Im Viertelfinale gegen Frankreich war die Nationalmannschaft durch ein Tor nach einem Freistoß früh in Führung gegangen, anschließend beschränkte sie sich weitgehend darauf, ihren Vorsprung zu verteidigen. Das gelang auch bis kurz vor Schluss: bis Karim Benzema fünf Meter vor dem Tor frei zum Schuss kam. Er traf den Ball perfekt, Neuer riss den rechten Arm in die Höhe, der Ball prallte ins Feld zurück. Für die Zuschauer auf der Tribüne sah es so aus, als hätte Benzema den Pfosten getroffen. Erst in der Zeitlupe war zu erkennen, dass Benzemas Schuss an Neuers Arm zerschellt war.

In seinen besten Momenten besitzt Manuel Neuer eine Aura der Unbezwingbarkeit. So wie vor vier Jahren bei der WM. Neuer konnte im Finale sogar Argentiniens Stürmer Gonzalo Higuain im Kampf um den Ball ungestraft zu Boden rempeln. Statt Elfmeter für Argentinien und Rot gegen Neuer gab es einen Freistoß für die Deutschen.

Am Tag nach seinem Comeback stehen für Manuel Neuer zwei wichtige Gespräche an.
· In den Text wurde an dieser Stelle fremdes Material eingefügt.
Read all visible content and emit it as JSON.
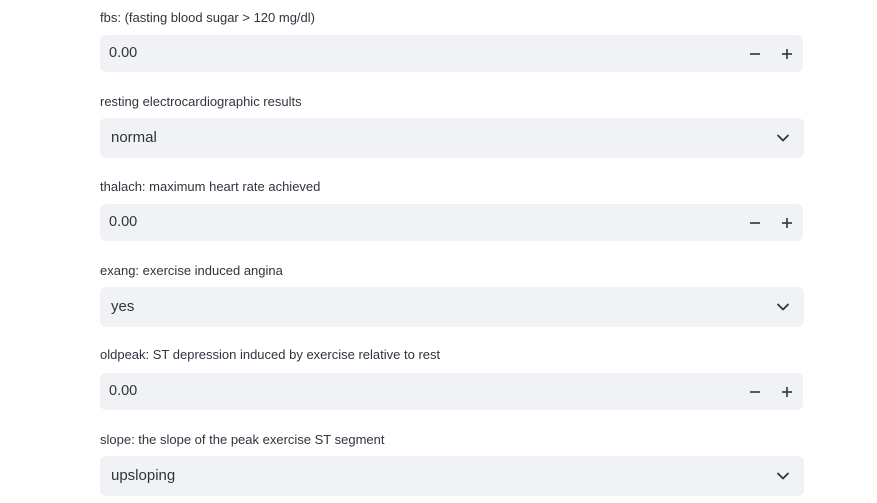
{
  "fields": [
    {
      "type": "number",
      "label": "fbs: (fasting blood sugar > 120 mg/dl)",
      "value": "0.00",
      "minus_icon": "minus-icon",
      "plus_icon": "plus-icon"
    },
    {
      "type": "select",
      "label": "resting electrocardiographic results",
      "value": "normal",
      "icon": "chevron-down-icon"
    },
    {
      "type": "number",
      "label": "thalach: maximum heart rate achieved",
      "value": "0.00",
      "minus_icon": "minus-icon",
      "plus_icon": "plus-icon"
    },
    {
      "type": "select",
      "label": "exang: exercise induced angina",
      "value": "yes",
      "icon": "chevron-down-icon"
    },
    {
      "type": "number",
      "label": "oldpeak: ST depression induced by exercise relative to rest",
      "value": "0.00",
      "minus_icon": "minus-icon",
      "plus_icon": "plus-icon"
    },
    {
      "type": "select",
      "label": "slope: the slope of the peak exercise ST segment",
      "value": "upsloping",
      "icon": "chevron-down-icon"
    }
  ]
}
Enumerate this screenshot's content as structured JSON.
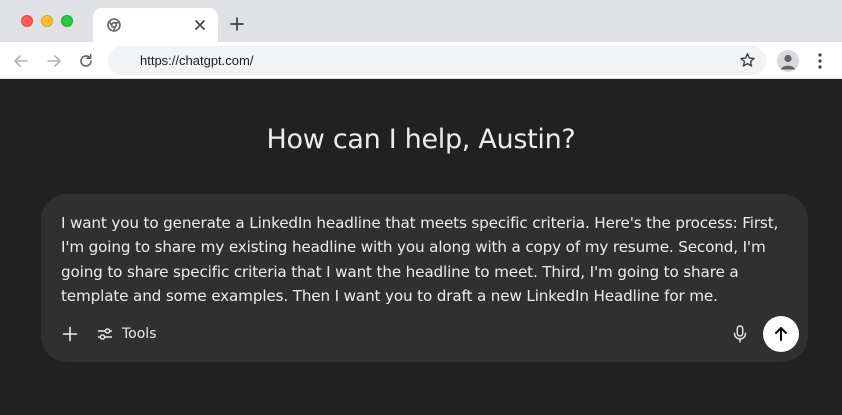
{
  "browser": {
    "url": "https://chatgpt.com/",
    "icons": {
      "tab_favicon": "chrome-icon",
      "tab_close": "close-icon",
      "new_tab": "plus-icon",
      "back": "arrow-left-icon",
      "forward": "arrow-right-icon",
      "reload": "reload-icon",
      "bookmark": "star-icon",
      "profile": "profile-icon",
      "menu": "kebab-menu-icon"
    }
  },
  "main": {
    "heading": "How can I help, Austin?",
    "composer": {
      "prompt_text": "I want you to generate a LinkedIn headline that meets specific criteria. Here's the process: First, I'm going to share my existing headline with you along with a copy of my resume. Second, I'm going to share specific criteria that I want the headline to meet. Third, I'm going to share a template and some examples. Then I want you to draft a new LinkedIn Headline for me.",
      "tools_label": "Tools",
      "icons": {
        "attach": "plus-icon",
        "tools": "sliders-icon",
        "voice": "microphone-icon",
        "send": "arrow-up-icon"
      }
    }
  },
  "colors": {
    "page_background": "#212121",
    "composer_background": "#303030",
    "text": "#ececec",
    "send_button": "#ffffff"
  }
}
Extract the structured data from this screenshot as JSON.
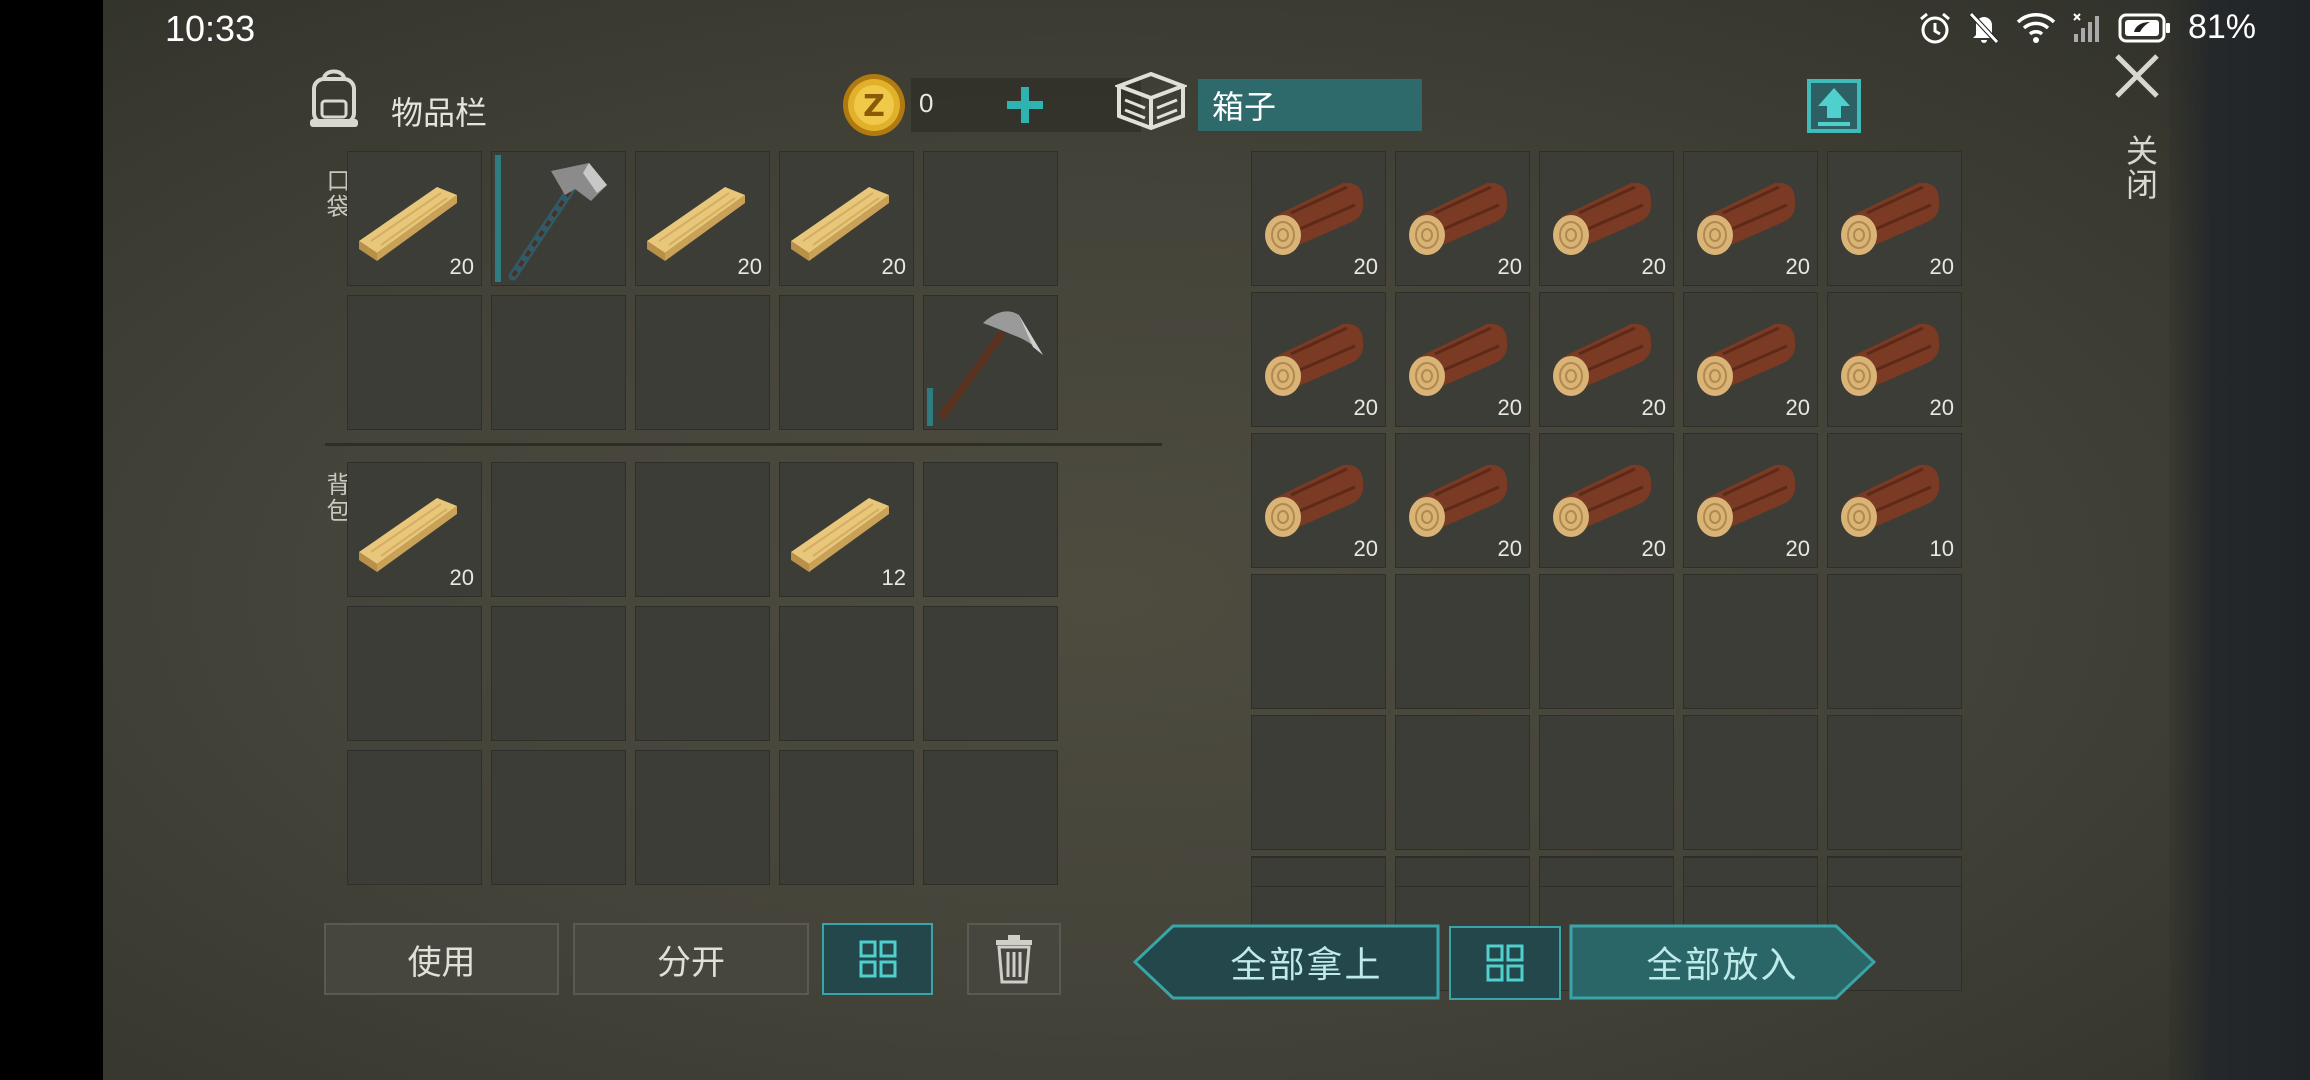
{
  "status": {
    "time": "10:33",
    "battery": "81%",
    "icons": [
      "alarm-icon",
      "mute-icon",
      "wifi-icon",
      "signal-icon",
      "battery-icon"
    ]
  },
  "inventory": {
    "title": "物品栏",
    "coins": "0",
    "pocket_label": "口袋",
    "backpack_label": "背包",
    "pocket": [
      {
        "item": "plank",
        "count": "20"
      },
      {
        "item": "hatchet",
        "count": "",
        "durability": 1.0
      },
      {
        "item": "plank",
        "count": "20"
      },
      {
        "item": "plank",
        "count": "20"
      },
      {
        "item": "",
        "count": ""
      },
      {
        "item": "",
        "count": ""
      },
      {
        "item": "",
        "count": ""
      },
      {
        "item": "",
        "count": ""
      },
      {
        "item": "",
        "count": ""
      },
      {
        "item": "pickaxe",
        "count": "",
        "durability": 0.3
      }
    ],
    "backpack": [
      {
        "item": "plank",
        "count": "20"
      },
      {
        "item": "",
        "count": ""
      },
      {
        "item": "",
        "count": ""
      },
      {
        "item": "plank",
        "count": "12"
      },
      {
        "item": "",
        "count": ""
      },
      {
        "item": "",
        "count": ""
      },
      {
        "item": "",
        "count": ""
      },
      {
        "item": "",
        "count": ""
      },
      {
        "item": "",
        "count": ""
      },
      {
        "item": "",
        "count": ""
      },
      {
        "item": "",
        "count": ""
      },
      {
        "item": "",
        "count": ""
      },
      {
        "item": "",
        "count": ""
      },
      {
        "item": "",
        "count": ""
      },
      {
        "item": "",
        "count": ""
      }
    ],
    "buttons": {
      "use": "使用",
      "split": "分开"
    }
  },
  "box": {
    "name": "箱子",
    "slots": [
      {
        "item": "log",
        "count": "20"
      },
      {
        "item": "log",
        "count": "20"
      },
      {
        "item": "log",
        "count": "20"
      },
      {
        "item": "log",
        "count": "20"
      },
      {
        "item": "log",
        "count": "20"
      },
      {
        "item": "log",
        "count": "20"
      },
      {
        "item": "log",
        "count": "20"
      },
      {
        "item": "log",
        "count": "20"
      },
      {
        "item": "log",
        "count": "20"
      },
      {
        "item": "log",
        "count": "20"
      },
      {
        "item": "log",
        "count": "20"
      },
      {
        "item": "log",
        "count": "20"
      },
      {
        "item": "log",
        "count": "20"
      },
      {
        "item": "log",
        "count": "20"
      },
      {
        "item": "log",
        "count": "10"
      },
      {
        "item": "",
        "count": ""
      },
      {
        "item": "",
        "count": ""
      },
      {
        "item": "",
        "count": ""
      },
      {
        "item": "",
        "count": ""
      },
      {
        "item": "",
        "count": ""
      },
      {
        "item": "",
        "count": ""
      },
      {
        "item": "",
        "count": ""
      },
      {
        "item": "",
        "count": ""
      },
      {
        "item": "",
        "count": ""
      },
      {
        "item": "",
        "count": ""
      },
      {
        "item": "",
        "count": ""
      },
      {
        "item": "",
        "count": ""
      },
      {
        "item": "",
        "count": ""
      },
      {
        "item": "",
        "count": ""
      },
      {
        "item": "",
        "count": ""
      }
    ],
    "buttons": {
      "take_all": "全部拿上",
      "put_all": "全部放入"
    }
  },
  "close_label": "关闭",
  "colors": {
    "accent": "#2e6a6c",
    "accent_light": "#3aa5a8",
    "slot": "#3d3d37",
    "bg": "#4a493d"
  }
}
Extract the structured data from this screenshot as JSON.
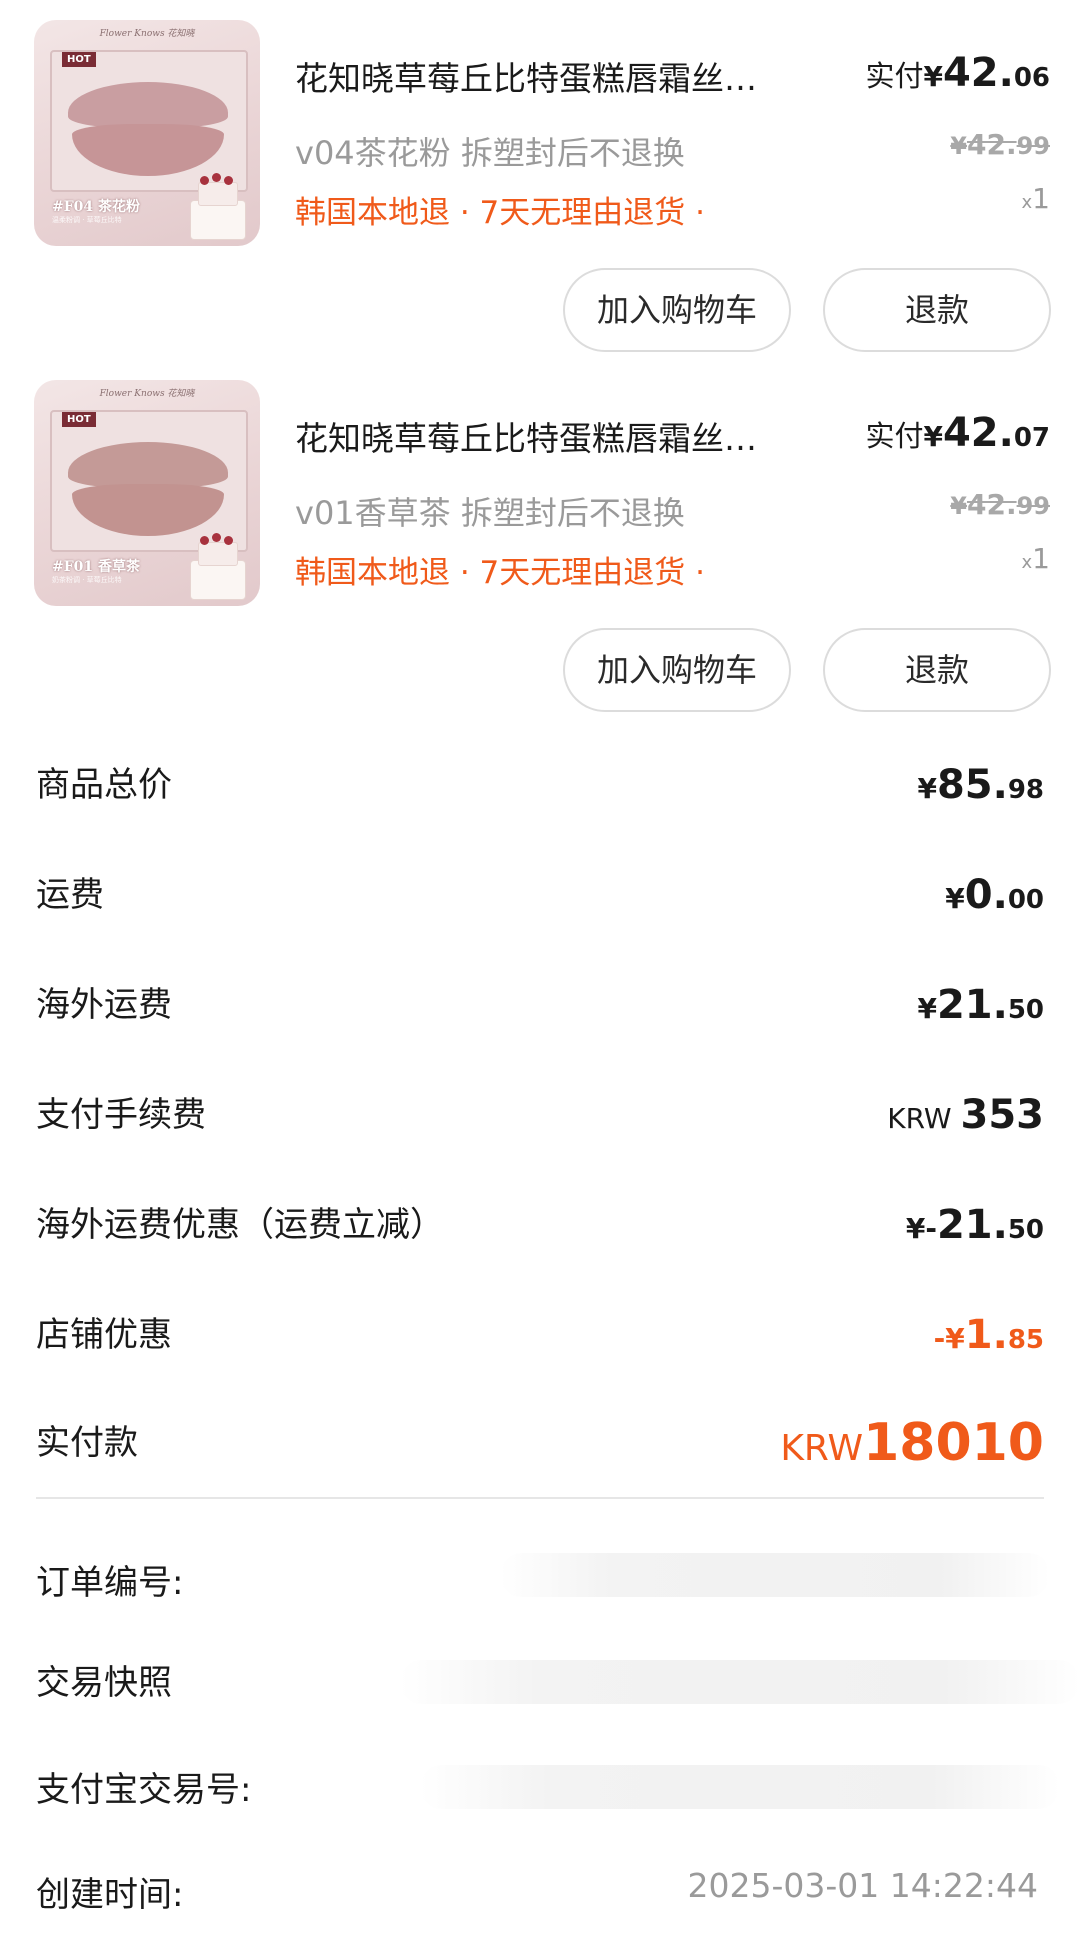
{
  "products": [
    {
      "title": "花知晓草莓丘比特蛋糕唇霜丝…",
      "variant": "v04茶花粉 拆塑封后不退换",
      "tags": "韩国本地退 · 7天无理由退货 ·",
      "paid_label": "实付",
      "paid_currency": "¥",
      "paid_int": "42.",
      "paid_dec": "06",
      "orig_currency": "¥",
      "orig_int": "42.",
      "orig_dec": "99",
      "qty_x": "x",
      "qty": "1",
      "image": {
        "brand": "Flower Knows 花知晓",
        "hot": "HOT",
        "shade": "#F04 茶花粉",
        "caption": "温柔粉调 · 草莓丘比特"
      },
      "add_to_cart_label": "加入购物车",
      "refund_label": "退款"
    },
    {
      "title": "花知晓草莓丘比特蛋糕唇霜丝…",
      "variant": "v01香草茶 拆塑封后不退换",
      "tags": "韩国本地退 · 7天无理由退货 ·",
      "paid_label": "实付",
      "paid_currency": "¥",
      "paid_int": "42.",
      "paid_dec": "07",
      "orig_currency": "¥",
      "orig_int": "42.",
      "orig_dec": "99",
      "qty_x": "x",
      "qty": "1",
      "image": {
        "brand": "Flower Knows 花知晓",
        "hot": "HOT",
        "shade": "#F01 香草茶",
        "caption": "奶茶粉调 · 草莓丘比特"
      },
      "add_to_cart_label": "加入购物车",
      "refund_label": "退款"
    }
  ],
  "summary": [
    {
      "label": "商品总价",
      "currency": "¥",
      "int": "85.",
      "dec": "98"
    },
    {
      "label": "运费",
      "currency": "¥",
      "int": "0.",
      "dec": "00"
    },
    {
      "label": "海外运费",
      "currency": "¥",
      "int": "21.",
      "dec": "50"
    },
    {
      "label": "支付手续费",
      "currency": "KRW ",
      "int": "353",
      "dec": ""
    },
    {
      "label": "海外运费优惠（运费立减）",
      "currency": "¥-",
      "int": "21.",
      "dec": "50"
    },
    {
      "label": "店铺优惠",
      "currency": "-¥",
      "int": "1.",
      "dec": "85"
    },
    {
      "label": "实付款",
      "currency": "KRW",
      "int": "18010",
      "dec": ""
    }
  ],
  "order_info": {
    "order_no_label": "订单编号:",
    "snapshot_label": "交易快照",
    "alipay_label": "支付宝交易号:",
    "created_label": "创建时间:",
    "created_value": "2025-03-01 14:22:44"
  },
  "colors": {
    "accent": "#f05a1a",
    "text": "#1a1a1a",
    "muted": "#9a9a9a",
    "border": "#dcdcdc"
  }
}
Die Bundeskanzlerin hat sich zum Abendessen im Quartier der Nationalmannschaft angemeldet; als Kapitän muss er ein paar Worte sagen. Das kriegt er hin. Das wichtigere Gespräch ist das mit dem Bundestrainer. Joachim Löw hat immer erklärt, bevor er seinen Kader zusammenstreiche, werde er sich mit Neuer „offen und ehrlich“ austauschen. Der Torhüter wisse um seine Verantwortung, nicht nur für sich, auch für die Mannschaft, für Deutschland. Sagt Neuer, es geht, dann ist er dabei. Im Grunde überlässt Löw die vielleicht wichtigste, auf jeden Fall sensibelste Entscheidung seiner Amtszeit allein Manuel Neuer.

Er sieht sie bei ihm in guten Händen.